Fall 2020 Design Lecture Series
Thu, Sep 17 2020, 5PM - Thu, Nov 12 2020, 8PM
Organized by
The Design Division at CCA
Event description
The Fall Design Lecture series will be presented entirely online and is free and open to the CCA community and the public (by reservation). We invite all to join us for these critical conversations with leading designers, strategists, curators and educators.
Our 8 esteemed guests will be addressing how they use design as a tool of empowerment—to defy and overcome the most pressing issues of our time including racial inequality, bias and exclusion; marginalized communities and practices; environmental catastrophe; and inhumane technological change.
You will learn about inclusive design, ethical AI, practicing with integrity, sustainable fashion, community enrichment, afrofuturism, speculative fiction, and design for social, economic and cultural change.
Lecture recordings will be made available for educational purposes to the CCA community on Panopto
Design Lecture Series Identity Designed by Juan Pablo Rahal
Juan Pablo Rahal is a Brazilian queer graphic designer and performer based in San Francisco CA. Recently graduated from the MFA Design program at California College of the Arts, his work spans a range of efforts and form: from designing books to exhibitions, to performances and brand identity systems.
"Matriarchy [is defined] by an entirely different conception of life, not based on domination and hierarchies, and respectful of the relational fabric of all life." Arturo Escobar
For designing the collateral for the Fall Lecture series 2020, I worked through concepts that could somehow represent my idea of what design is, and how I think it should be approached today—against patriarchy.

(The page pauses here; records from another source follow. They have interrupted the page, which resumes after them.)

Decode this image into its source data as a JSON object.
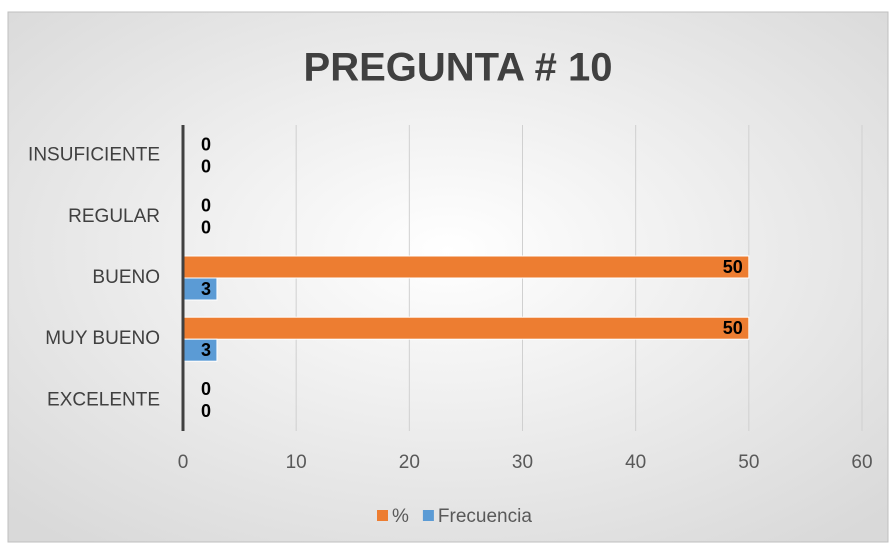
{
  "chart_data": {
    "type": "bar",
    "orientation": "horizontal",
    "title": "PREGUNTA # 10",
    "categories": [
      "EXCELENTE",
      "MUY BUENO",
      "BUENO",
      "REGULAR",
      "INSUFICIENTE"
    ],
    "series": [
      {
        "name": "%",
        "color": "#ed7d31",
        "values": [
          0,
          50,
          50,
          0,
          0
        ]
      },
      {
        "name": "Frecuencia",
        "color": "#5b9bd5",
        "values": [
          0,
          3,
          3,
          0,
          0
        ]
      }
    ],
    "xlim": [
      0,
      60
    ],
    "xticks": [
      0,
      10,
      20,
      30,
      40,
      50,
      60
    ],
    "grid": true,
    "legend": "bottom"
  }
}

Heavily inspired by the book "Designs for the Pluriverse" by Arturo Escobar, and thinking how to design a decolonized and matriarchal expression of design; I arrived as WEAVING as the concept to start from. Weaving becomes a metaphor for design, its character to weave different voices and mediums, and an opportunity to express each speaker as a thread—and the eight speakers together as a fabric, or CCA Fall Design Lecture Series 2020, and its respective logo. Each of the threads has colors and patterns that somehow represent each of the speakers. The fabric is also used later as a grid, the kerning of the letters is altered (defying the untouchables standards of European Swiss typography), challenging the viewer to stop for a moment to read the text and composition. Along with the fabric, another element throughout the collateral is the SCRIBBLE. This element also represents design, but in its ability for connectivity: through the scribble, the viewer, reader or player, can connect the different pieces of this puzzle and create by themselves, her/his/their own meanings.